At the Turkish trolleybus meeting, at which our NGT leader was a Vice Chairman, there was an admission that the overhead wires would soon be rendered obsolete.
Be careful what you wish for
R Bates, Leeds 17
While sympathising in some respects with DS Boyes wanting to see all UK police carrying guns on a regular basis (YEP Letters October 25) I really can’t support his view that restoring the death penalty would effectively deter potential murderers.
Indeed, I might agree in principle, but I’m very much afraid that no British jury today would have the moral backbone to send even proven murderers to the gallows - delivering instead a wholly gutless verdict of not guilty. And our modern judges, doubtless seeing released killers as little more than a lucrative source of future business for the legal profession, would clearly raise no judicial objection to any such grossly aberrant verdicts.
In short then, DS Boyes should be very careful what he wishes for.
Keith N Baxter, Leeds 13
I must commend John Martin for his letter addressing the mediocre thinking of some of our elected members.
I think the problem is that our councillors don’t sit down and actually say to each other, why are we doing this?
Why did we spend millions on an art installation that keeps the Dark Arches dark with the added bonus of toilet flushing and gargling sound effects?
Why do we not have an integrated transport system or a transport interchange or, dare I say it, trams?
Why do we have snarling bottlenecks of traffic piled up at Swinegate and gridlock at the gyratory when minor incidents occur?

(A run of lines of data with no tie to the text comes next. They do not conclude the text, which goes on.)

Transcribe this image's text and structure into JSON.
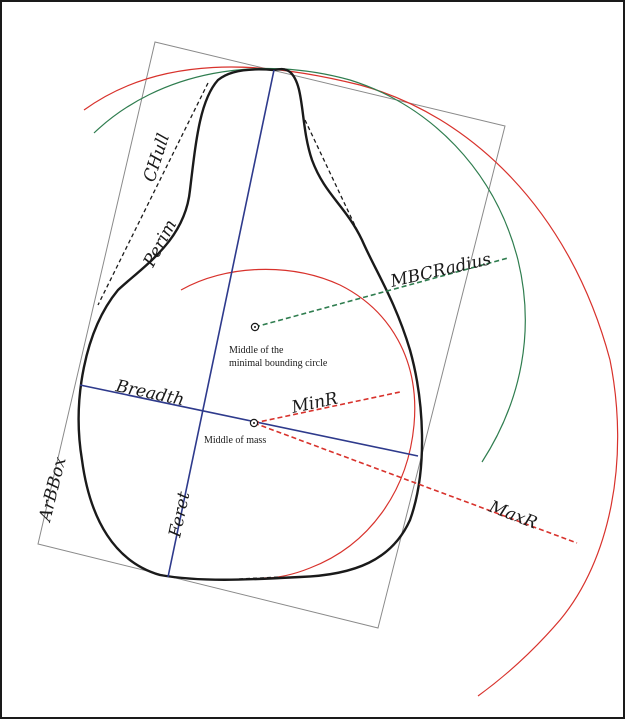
{
  "labels": {
    "chull": "CHull",
    "perim": "Perim",
    "mbcradius": "MBCRadius",
    "breadth": "Breadth",
    "minr": "MinR",
    "feret": "Feret",
    "maxr": "MaxR",
    "arbbox": "ArBBox"
  },
  "notes": {
    "mbc_center_line1": "Middle of the",
    "mbc_center_line2": "minimal bounding circle",
    "mass_center": "Middle of mass"
  },
  "colors": {
    "outline": "#1a1a1a",
    "axis_blue": "#2e3a8c",
    "red": "#d8322c",
    "green": "#2f7d4f",
    "box_gray": "#8a8a8a"
  }
}
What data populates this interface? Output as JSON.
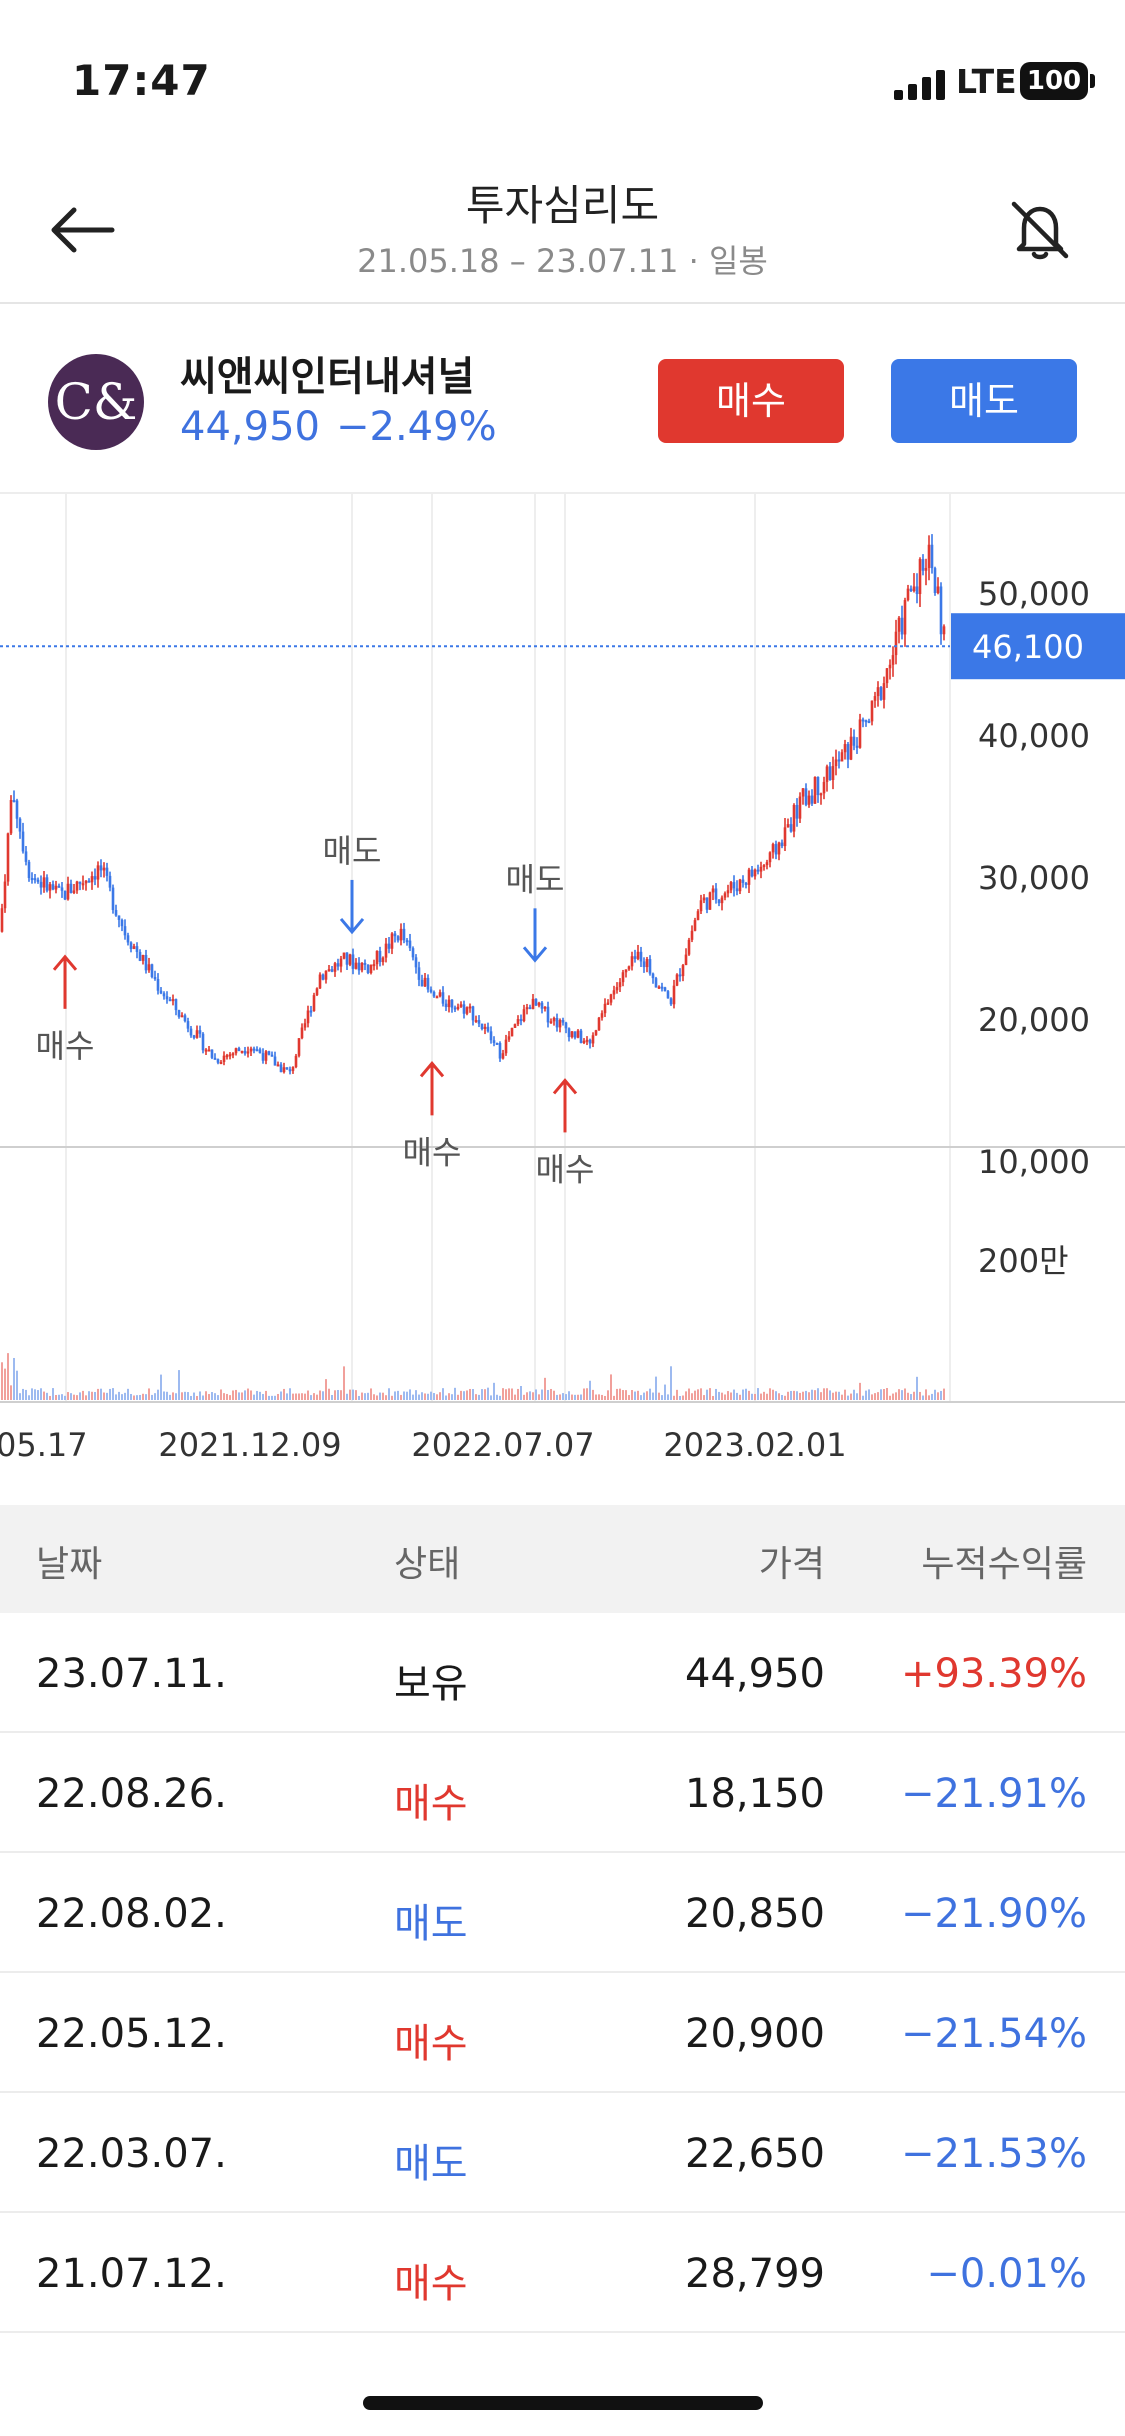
{
  "status_bar": {
    "time": "17:47",
    "network": "LTE",
    "battery": "100"
  },
  "header": {
    "title": "투자심리도",
    "subtitle": "21.05.18 – 23.07.11 · 일봉",
    "back_icon": "arrow-left-icon",
    "bell_icon": "bell-off-icon"
  },
  "stock": {
    "logo_text": "C&",
    "name": "씨앤씨인터내셔널",
    "price": "44,950",
    "change": "−2.49%",
    "buy_label": "매수",
    "sell_label": "매도"
  },
  "colors": {
    "up": "#e0382f",
    "down": "#3b78e7",
    "logo": "#4a2a55"
  },
  "chart_data": {
    "type": "candlestick",
    "y_ticks": [
      10000,
      20000,
      30000,
      40000,
      50000
    ],
    "y_tick_labels": [
      "10,000",
      "20,000",
      "30,000",
      "40,000",
      "50,000"
    ],
    "ylim": [
      10000,
      54000
    ],
    "current_price": 46100,
    "current_price_label": "46,100",
    "volume_tick": 2000000,
    "volume_tick_label": "200만",
    "x_labels": [
      "05.17",
      "2021.12.09",
      "2022.07.07",
      "2023.02.01"
    ],
    "series_anchor_points": [
      [
        0,
        26000
      ],
      [
        12,
        36000
      ],
      [
        30,
        30000
      ],
      [
        60,
        28500
      ],
      [
        100,
        30500
      ],
      [
        125,
        26000
      ],
      [
        160,
        22000
      ],
      [
        215,
        17000
      ],
      [
        250,
        18000
      ],
      [
        290,
        16000
      ],
      [
        320,
        23000
      ],
      [
        345,
        24000
      ],
      [
        370,
        23500
      ],
      [
        400,
        26000
      ],
      [
        430,
        21500
      ],
      [
        470,
        20500
      ],
      [
        500,
        17500
      ],
      [
        530,
        21000
      ],
      [
        560,
        19500
      ],
      [
        590,
        18000
      ],
      [
        610,
        21500
      ],
      [
        640,
        24500
      ],
      [
        670,
        21000
      ],
      [
        700,
        28000
      ],
      [
        730,
        29000
      ],
      [
        770,
        31000
      ],
      [
        800,
        35000
      ],
      [
        840,
        38000
      ],
      [
        870,
        41000
      ],
      [
        895,
        46000
      ],
      [
        910,
        50000
      ],
      [
        930,
        53000
      ],
      [
        945,
        46100
      ]
    ],
    "signals": [
      {
        "type": "buy",
        "label": "매수",
        "x": 65,
        "price": 25500
      },
      {
        "type": "sell",
        "label": "매도",
        "x": 352,
        "price": 25000
      },
      {
        "type": "buy",
        "label": "매수",
        "x": 432,
        "price": 18000
      },
      {
        "type": "sell",
        "label": "매도",
        "x": 535,
        "price": 23000
      },
      {
        "type": "buy",
        "label": "매수",
        "x": 565,
        "price": 16800
      }
    ]
  },
  "table": {
    "headers": {
      "date": "날짜",
      "status": "상태",
      "price": "가격",
      "return": "누적수익률"
    },
    "rows": [
      {
        "date": "23.07.11.",
        "status": "보유",
        "price": "44,950",
        "return": "+93.39%",
        "status_color": "black",
        "return_color": "red"
      },
      {
        "date": "22.08.26.",
        "status": "매수",
        "price": "18,150",
        "return": "−21.91%",
        "status_color": "red",
        "return_color": "blue"
      },
      {
        "date": "22.08.02.",
        "status": "매도",
        "price": "20,850",
        "return": "−21.90%",
        "status_color": "blue",
        "return_color": "blue"
      },
      {
        "date": "22.05.12.",
        "status": "매수",
        "price": "20,900",
        "return": "−21.54%",
        "status_color": "red",
        "return_color": "blue"
      },
      {
        "date": "22.03.07.",
        "status": "매도",
        "price": "22,650",
        "return": "−21.53%",
        "status_color": "blue",
        "return_color": "blue"
      },
      {
        "date": "21.07.12.",
        "status": "매수",
        "price": "28,799",
        "return": "−0.01%",
        "status_color": "red",
        "return_color": "blue"
      }
    ]
  }
}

Why do we have to shut a major bridge to traffic when the wind is stronger than normal? Why have we chopped down over 50 mature trees in the Sovereign Street area and not replaced a single one?

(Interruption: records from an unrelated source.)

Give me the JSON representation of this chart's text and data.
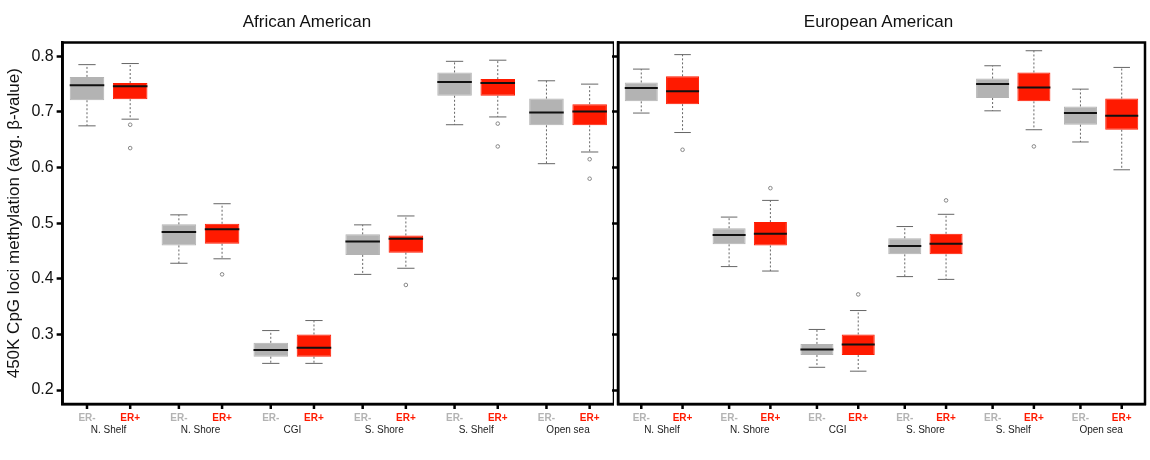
{
  "chart_data": [
    {
      "type": "box",
      "title": "African American",
      "ylabel": "450K CpG loci methylation (avg. β-value)",
      "categories": [
        "N. Shelf",
        "N. Shore",
        "CGI",
        "S. Shore",
        "S. Shelf",
        "Open sea"
      ],
      "ylim": [
        0.175,
        0.825
      ],
      "yticks": [
        0.2,
        0.3,
        0.4,
        0.5,
        0.6,
        0.7,
        0.8
      ],
      "grid": false,
      "series": [
        {
          "name": "ER-",
          "color": "#b3b3b3",
          "boxes": [
            {
              "low": 0.675,
              "q1": 0.721,
              "median": 0.748,
              "q3": 0.763,
              "high": 0.785
            },
            {
              "low": 0.428,
              "q1": 0.46,
              "median": 0.484,
              "q3": 0.498,
              "high": 0.515
            },
            {
              "low": 0.248,
              "q1": 0.26,
              "median": 0.272,
              "q3": 0.285,
              "high": 0.307
            },
            {
              "low": 0.408,
              "q1": 0.443,
              "median": 0.467,
              "q3": 0.48,
              "high": 0.497
            },
            {
              "low": 0.677,
              "q1": 0.729,
              "median": 0.754,
              "q3": 0.771,
              "high": 0.791
            },
            {
              "low": 0.607,
              "q1": 0.676,
              "median": 0.699,
              "q3": 0.724,
              "high": 0.756
            }
          ]
        },
        {
          "name": "ER+",
          "color": "#ff1a00",
          "boxes": [
            {
              "low": 0.687,
              "q1": 0.723,
              "median": 0.746,
              "q3": 0.752,
              "high": 0.787,
              "outliers": [
                0.677,
                0.635
              ]
            },
            {
              "low": 0.436,
              "q1": 0.463,
              "median": 0.489,
              "q3": 0.499,
              "high": 0.535,
              "outliers": [
                0.408
              ]
            },
            {
              "low": 0.248,
              "q1": 0.26,
              "median": 0.276,
              "q3": 0.3,
              "high": 0.325
            },
            {
              "low": 0.419,
              "q1": 0.447,
              "median": 0.472,
              "q3": 0.478,
              "high": 0.513,
              "outliers": [
                0.389
              ]
            },
            {
              "low": 0.691,
              "q1": 0.729,
              "median": 0.752,
              "q3": 0.759,
              "high": 0.793,
              "outliers": [
                0.679,
                0.638
              ]
            },
            {
              "low": 0.628,
              "q1": 0.676,
              "median": 0.701,
              "q3": 0.714,
              "high": 0.75,
              "outliers": [
                0.615,
                0.58
              ]
            }
          ]
        }
      ]
    },
    {
      "type": "box",
      "title": "European American",
      "categories": [
        "N. Shelf",
        "N. Shore",
        "CGI",
        "S. Shore",
        "S. Shelf",
        "Open sea"
      ],
      "ylim": [
        0.175,
        0.825
      ],
      "yticks": [
        0.2,
        0.3,
        0.4,
        0.5,
        0.6,
        0.7,
        0.8
      ],
      "grid": false,
      "tick_labels": "x",
      "series": [
        {
          "name": "ER-",
          "color": "#b3b3b3",
          "boxes": [
            {
              "low": 0.698,
              "q1": 0.719,
              "median": 0.743,
              "q3": 0.753,
              "high": 0.777
            },
            {
              "low": 0.422,
              "q1": 0.462,
              "median": 0.479,
              "q3": 0.491,
              "high": 0.511
            },
            {
              "low": 0.241,
              "q1": 0.263,
              "median": 0.273,
              "q3": 0.283,
              "high": 0.309
            },
            {
              "low": 0.404,
              "q1": 0.444,
              "median": 0.459,
              "q3": 0.473,
              "high": 0.494
            },
            {
              "low": 0.702,
              "q1": 0.725,
              "median": 0.75,
              "q3": 0.76,
              "high": 0.783
            },
            {
              "low": 0.646,
              "q1": 0.677,
              "median": 0.698,
              "q3": 0.71,
              "high": 0.741
            }
          ]
        },
        {
          "name": "ER+",
          "color": "#ff1a00",
          "boxes": [
            {
              "low": 0.663,
              "q1": 0.714,
              "median": 0.737,
              "q3": 0.764,
              "high": 0.803,
              "outliers": [
                0.632
              ]
            },
            {
              "low": 0.414,
              "q1": 0.46,
              "median": 0.481,
              "q3": 0.502,
              "high": 0.541,
              "outliers": [
                0.563
              ]
            },
            {
              "low": 0.234,
              "q1": 0.263,
              "median": 0.282,
              "q3": 0.3,
              "high": 0.343,
              "outliers": [
                0.372
              ]
            },
            {
              "low": 0.399,
              "q1": 0.444,
              "median": 0.463,
              "q3": 0.481,
              "high": 0.516,
              "outliers": [
                0.541
              ]
            },
            {
              "low": 0.668,
              "q1": 0.719,
              "median": 0.744,
              "q3": 0.771,
              "high": 0.81,
              "outliers": [
                0.638
              ]
            },
            {
              "low": 0.596,
              "q1": 0.668,
              "median": 0.693,
              "q3": 0.724,
              "high": 0.78
            }
          ]
        }
      ]
    }
  ]
}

As Mr Martin highlighted, it takes a real genius to relocate the Tourist Information Centre to a site nowhere near our railway station, leaving bewildered tourists roaming the streets looking for somewhere to stay.
Lords: right to reject bill
A Shipman, Swinnow
Prime Minister David Cameron appears to have overlooked the fact that he only has a small majority in Parliament, unlike Margaret Thatcher in the 1980s, which hardly gives him a mandate to force through cuts in tax credits, a policy which is hardly likely to endear him in the ranks of low paid families.
The House of Lords, unelected as it may be, did right in rejecting the bill in its present form.